In the final days of the campaign, in Sault Ste. Marie, Ford inveighed against Ontarians who go to hospital for minor ailments. “Fifty per cent of the people shouldn’t be in (there),” he said, citing an unnamed ER doc as his source for that figure. “You got a little scrape on your knee or whatever, they should be at a clinic down the street.”
This was a brave gambit, considering many people lucky enough to have signed on with a family doctor are contractually prohibited from seeking care at unaffiliated walk-in clinics — a leading absurdity of “universal health care” in Ontario..
But look at what pollster Leger found in a survey for Postmedia, released 10 days ago. After seven years of, shall we say, very mixed results, Ford was essentially tied with Crombie as the party leader respondents felt was best qualified to improve health care — 23 per cent for Ford, 22 per cent for Crombie.
“I don’t know (who would be best)” was way out in front at 36 per cent.
Indeed, on six of the nine issues Leger presented, the number of respondents who said they didn’t know which leader would do best exceeded the number who chose any of the actual leaders. The exceptions:
- On “growing Ontario’s economy,” Ford pipped “I don’t know” 37 per cent to 36, with Crombie a distant third at 16 per cent.
- On reducing gridlock, Ford was in front at 41 per cent, with “I don’t know” in second at 38 per cent and the Liberals barely registering at 12 per cent.
- And on “defend(ing) Ontario’s interests from aggressive U.S. trade and economic policies,” Ford’s unabashed anti-Trump rhetoric and “Captain Canada” persona seem to have done the trick: 45 per cent felt Ford was the right person for the job, with “I don’t know” at 32 per cent and the others at just 22 per cent combined.
Polls suggested the economy writ large (which certainly includes gridlock), and the threat of a bedlamite American president messing with said economy were very much top of Ontarians’ minds. Federally, at least now, that seems to be favouring the incumbent party: Polls are narrowing between the Conservatives and Liberals. That may well have happened in Ontario as well, especially given the central problem with this election: The frankly ludicrous lack of disagreement between parties on the major issues listed above.
What do we do about the economy? Spend, spend, spend! What do we do about Trump? Fight, fight fight! Retaliate with our own tariffs!

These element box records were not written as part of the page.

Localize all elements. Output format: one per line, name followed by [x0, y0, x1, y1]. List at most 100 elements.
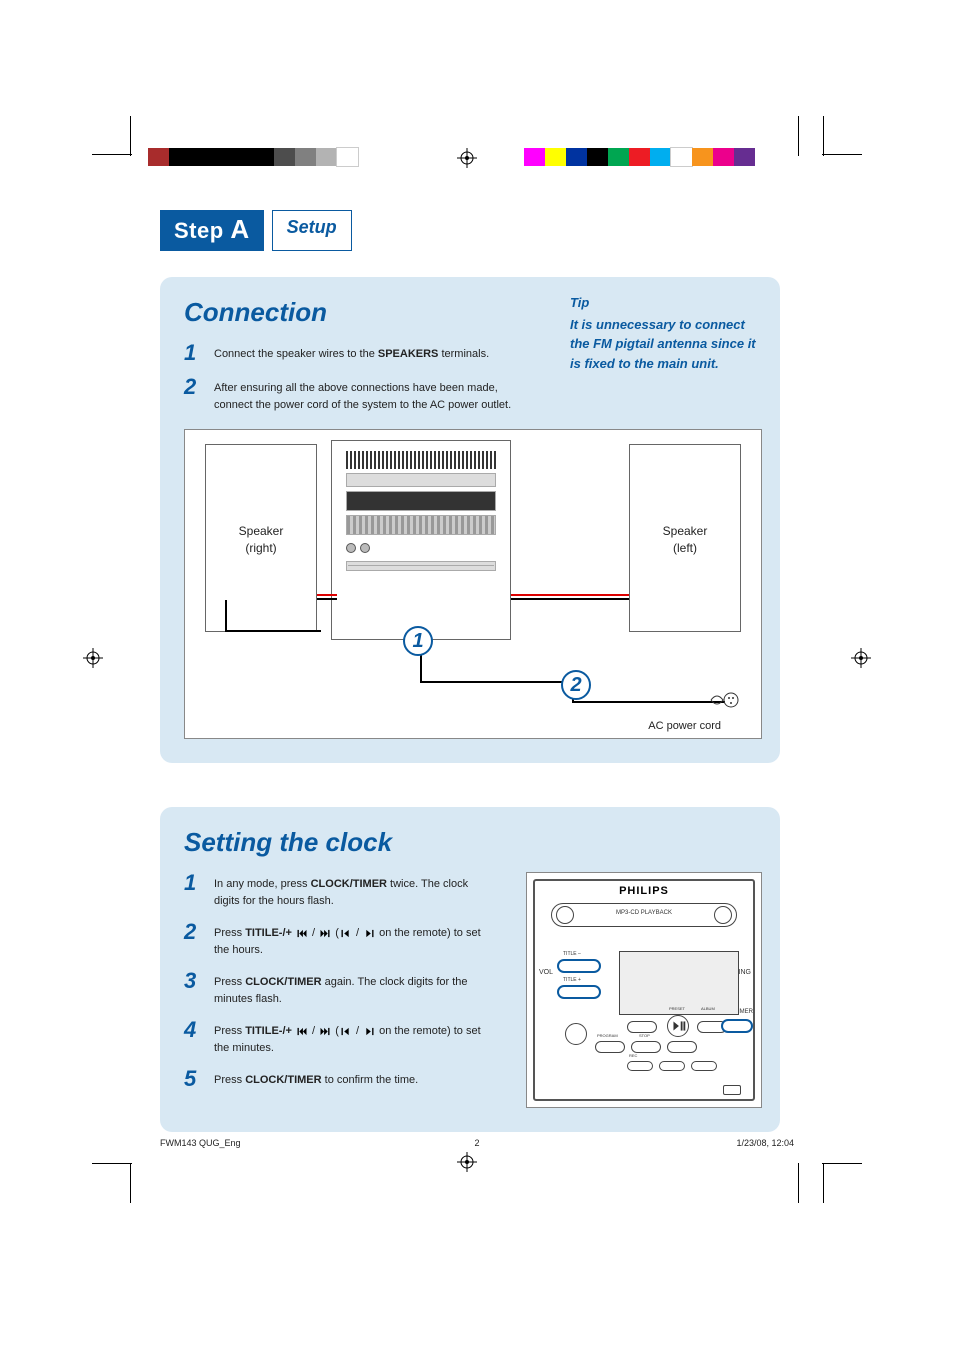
color-swatch [190, 148, 211, 166]
color-swatch [232, 148, 253, 166]
color-swatch [713, 148, 734, 166]
prev-track-icon [297, 1027, 307, 1036]
color-swatch [734, 148, 755, 166]
step-number: 5 [184, 1068, 202, 1090]
album-label: ALBUM [701, 1006, 715, 1011]
step-number: 2 [184, 376, 202, 413]
title-minus-button [557, 959, 601, 973]
title-plus-button [557, 985, 601, 999]
step-number: 2 [184, 921, 202, 958]
color-swatch [148, 148, 169, 166]
color-calibration-bar [148, 148, 358, 166]
color-swatch [316, 148, 337, 166]
topbar-label: MP3-CD PLAYBACK [616, 910, 672, 916]
clock-step: 5 Press CLOCK/TIMER to confirm the time. [184, 1068, 506, 1090]
connection-step-1: 1 Connect the speaker wires to the SPEAK… [184, 342, 519, 364]
color-swatch [274, 148, 295, 166]
footer-filename: FWM143 QUG_Eng [160, 1138, 241, 1148]
dev-button [667, 1041, 697, 1053]
ac-cord-label: AC power cord [648, 720, 721, 732]
step-prefix: Step [174, 218, 224, 243]
color-swatch [337, 148, 358, 166]
vol-label: VOL [539, 969, 553, 976]
color-swatch [671, 148, 692, 166]
registration-target-icon [851, 648, 871, 668]
device-illustration: PHILIPS MP3-CD PLAYBACK VOL TUNING CLOCK… [526, 872, 762, 1108]
crop-mark [822, 1163, 862, 1164]
prev-icon [341, 929, 351, 938]
clock-step: 3 Press CLOCK/TIMER again. The clock digi… [184, 970, 506, 1007]
color-swatch [692, 148, 713, 166]
step-label: Setup [272, 210, 352, 251]
next-icon [364, 929, 374, 938]
next-track-icon [320, 1027, 330, 1036]
color-swatch [650, 148, 671, 166]
prev-icon [341, 1027, 351, 1036]
dev-round-button [565, 1023, 587, 1045]
footer-page-number: 2 [474, 1138, 479, 1148]
clock-timer-button [721, 1019, 753, 1033]
crop-mark [822, 154, 862, 155]
step-text: In any mode, press CLOCK/TIMER twice. Th… [214, 872, 494, 909]
color-swatch [545, 148, 566, 166]
step-text: Press CLOCK/TIMER again. The clock digit… [214, 970, 494, 1007]
step-letter: A [230, 214, 249, 244]
color-swatch [566, 148, 587, 166]
crop-mark [92, 154, 132, 155]
power-plug-icon [709, 690, 739, 710]
dev-button [627, 1021, 657, 1033]
page-footer: FWM143 QUG_Eng 2 1/23/08, 12:04 [160, 1138, 794, 1148]
step-text: Connect the speaker wires to the SPEAKER… [214, 342, 489, 364]
step-number: 3 [184, 970, 202, 1007]
step-badge: Step A [160, 210, 264, 251]
step-text: Press TITILE-/+ / ( / on the remote) to … [214, 1019, 494, 1056]
clock-step: 2 Press TITILE-/+ / ( / on the remote) to… [184, 921, 506, 958]
dev-button [691, 1061, 717, 1071]
connection-section: Connection 1 Connect the speaker wires t… [160, 277, 780, 763]
next-icon [364, 1027, 374, 1036]
step-text: After ensuring all the above connections… [214, 376, 519, 413]
stop-label: STOP [639, 1033, 650, 1038]
diagram-badge-1: 1 [403, 626, 433, 656]
color-swatch [253, 148, 274, 166]
preset-label: PRESET [669, 1006, 685, 1011]
footer-timestamp: 1/23/08, 12:04 [736, 1138, 794, 1148]
step-number: 1 [184, 342, 202, 364]
connection-step-2: 2 After ensuring all the above connectio… [184, 376, 519, 413]
registration-target-icon [83, 648, 103, 668]
usb-port-icon [723, 1085, 741, 1095]
diagram-badge-2: 2 [561, 670, 591, 700]
step-header: Step A Setup [160, 210, 780, 251]
brand-label: PHILIPS [527, 885, 761, 897]
connection-diagram: Speaker (right) Speaker (left) [184, 429, 762, 739]
color-swatch [211, 148, 232, 166]
color-swatch [629, 148, 650, 166]
clock-step: 4 Press TITILE-/+ / ( / on the remote) to… [184, 1019, 506, 1056]
title-plus-label: TITLE + [563, 977, 581, 983]
step-text: Press CLOCK/TIMER to confirm the time. [214, 1068, 494, 1090]
crop-mark [823, 1163, 824, 1203]
dev-button [627, 1061, 653, 1071]
next-track-icon [320, 929, 330, 938]
crop-mark [130, 1163, 131, 1203]
dev-button [659, 1061, 685, 1071]
step-number: 4 [184, 1019, 202, 1056]
program-label: PROGRAM [597, 1033, 618, 1038]
registration-target-icon [457, 148, 477, 168]
clock-title: Setting the clock [184, 827, 762, 858]
clock-step: 1 In any mode, press CLOCK/TIMER twice. T… [184, 872, 506, 909]
crop-mark [823, 116, 824, 156]
tip-body: It is unnecessary to connect the FM pigt… [570, 315, 760, 374]
tip-box: Tip It is unnecessary to connect the FM … [570, 293, 760, 373]
color-swatch [608, 148, 629, 166]
crop-mark [798, 116, 799, 156]
color-swatch [587, 148, 608, 166]
step-number: 1 [184, 872, 202, 909]
prev-track-icon [297, 929, 307, 938]
play-pause-button [667, 1015, 689, 1037]
step-text: Press TITILE-/+ / ( / on the remote) to … [214, 921, 494, 958]
ac-cord-path [185, 430, 761, 738]
dev-button [595, 1041, 625, 1053]
rec-label: REC [629, 1053, 637, 1058]
color-swatch [169, 148, 190, 166]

Protect dairy farmersabove all others!
What do we do about gridlock? Ford says let’s build new highways, including his quixotic tunnel-under-Highway-401 plan. The opposition parties say, in essence, “don’t build new highways, and your tunnel plan is crazy,” and it shouldn’t be surprising if that didn’t grab commuters by the lapels and shake them.

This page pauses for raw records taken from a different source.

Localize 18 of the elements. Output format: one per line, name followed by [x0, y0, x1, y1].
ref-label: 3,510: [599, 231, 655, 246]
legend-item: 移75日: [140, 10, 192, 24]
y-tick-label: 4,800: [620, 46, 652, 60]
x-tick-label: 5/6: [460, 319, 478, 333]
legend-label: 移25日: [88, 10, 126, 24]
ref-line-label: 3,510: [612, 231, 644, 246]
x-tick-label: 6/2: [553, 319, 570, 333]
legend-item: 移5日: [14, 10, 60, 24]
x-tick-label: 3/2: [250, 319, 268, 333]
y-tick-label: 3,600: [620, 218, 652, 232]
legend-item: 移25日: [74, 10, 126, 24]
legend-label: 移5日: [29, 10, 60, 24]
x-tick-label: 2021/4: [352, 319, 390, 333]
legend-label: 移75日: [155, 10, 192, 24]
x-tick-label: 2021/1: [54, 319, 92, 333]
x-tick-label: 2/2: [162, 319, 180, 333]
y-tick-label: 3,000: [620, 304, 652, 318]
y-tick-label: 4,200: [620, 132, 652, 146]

If the opposition really believed in the evils of induced demand — the phenomenon whereby gridlock expands to fill the space available to it — then they would support tolls, congestion charges and other forms of road pricing. But no one at Queen’s Park will touch that with a 10-foot democracy pole, and they would probably screw up the sales pitch even if they dared try.
There’s another very basic problem here, too: Even after seven years, Ford’s Progressive Conservative party lives rent-free in the heads of the Liberals and NDP. They consider Ford, quite simply, ultra vires. They don’t understand why people vote for him. They think it’s bananas, and at some point people will realize that.

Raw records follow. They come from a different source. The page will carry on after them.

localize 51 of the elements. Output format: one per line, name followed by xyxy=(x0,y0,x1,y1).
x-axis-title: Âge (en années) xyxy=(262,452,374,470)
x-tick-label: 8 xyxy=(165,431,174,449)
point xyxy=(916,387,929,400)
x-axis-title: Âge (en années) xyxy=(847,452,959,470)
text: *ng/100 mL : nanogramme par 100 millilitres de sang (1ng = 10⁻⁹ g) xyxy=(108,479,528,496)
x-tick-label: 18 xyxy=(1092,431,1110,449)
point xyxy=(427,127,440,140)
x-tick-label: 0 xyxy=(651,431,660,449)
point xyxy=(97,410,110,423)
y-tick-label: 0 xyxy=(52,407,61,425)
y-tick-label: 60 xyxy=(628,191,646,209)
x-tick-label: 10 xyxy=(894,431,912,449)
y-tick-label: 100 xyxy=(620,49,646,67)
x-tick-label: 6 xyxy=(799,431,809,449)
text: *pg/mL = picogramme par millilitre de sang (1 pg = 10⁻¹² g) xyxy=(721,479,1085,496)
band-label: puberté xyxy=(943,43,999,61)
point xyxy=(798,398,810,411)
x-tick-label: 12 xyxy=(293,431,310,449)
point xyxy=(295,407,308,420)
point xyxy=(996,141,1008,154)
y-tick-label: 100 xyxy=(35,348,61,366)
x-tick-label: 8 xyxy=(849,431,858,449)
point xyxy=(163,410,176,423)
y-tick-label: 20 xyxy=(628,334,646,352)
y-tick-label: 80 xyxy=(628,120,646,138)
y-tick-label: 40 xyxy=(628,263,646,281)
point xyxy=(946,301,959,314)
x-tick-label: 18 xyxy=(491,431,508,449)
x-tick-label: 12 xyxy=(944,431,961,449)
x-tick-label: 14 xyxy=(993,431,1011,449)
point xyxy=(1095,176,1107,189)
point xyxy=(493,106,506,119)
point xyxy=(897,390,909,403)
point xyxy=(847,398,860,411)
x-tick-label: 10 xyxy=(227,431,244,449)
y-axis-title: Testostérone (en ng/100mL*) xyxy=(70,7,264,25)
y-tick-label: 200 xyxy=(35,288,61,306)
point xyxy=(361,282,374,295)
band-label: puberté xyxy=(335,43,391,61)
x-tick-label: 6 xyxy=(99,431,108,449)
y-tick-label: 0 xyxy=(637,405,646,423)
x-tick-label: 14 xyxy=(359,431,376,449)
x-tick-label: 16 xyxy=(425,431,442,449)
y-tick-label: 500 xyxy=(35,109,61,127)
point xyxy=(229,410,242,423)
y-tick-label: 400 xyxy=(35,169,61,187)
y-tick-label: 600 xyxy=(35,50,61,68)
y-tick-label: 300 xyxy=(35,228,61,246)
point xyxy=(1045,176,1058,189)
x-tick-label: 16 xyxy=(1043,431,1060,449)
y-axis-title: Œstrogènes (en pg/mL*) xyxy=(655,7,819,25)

On Wednesday, with the fight lost and the last press conference over, the Liberals accused Ford of taking “his private jet” to Miami for two hours and 17 minutes, and to Cancun for 24 hours — during which time, he mysteriously unveiled the PC party platform in Toronto. It was a stupid, petulant lie and an unfortunate coda to a campaign that is trying to cast its third-place finish Thursday night as a significant victory.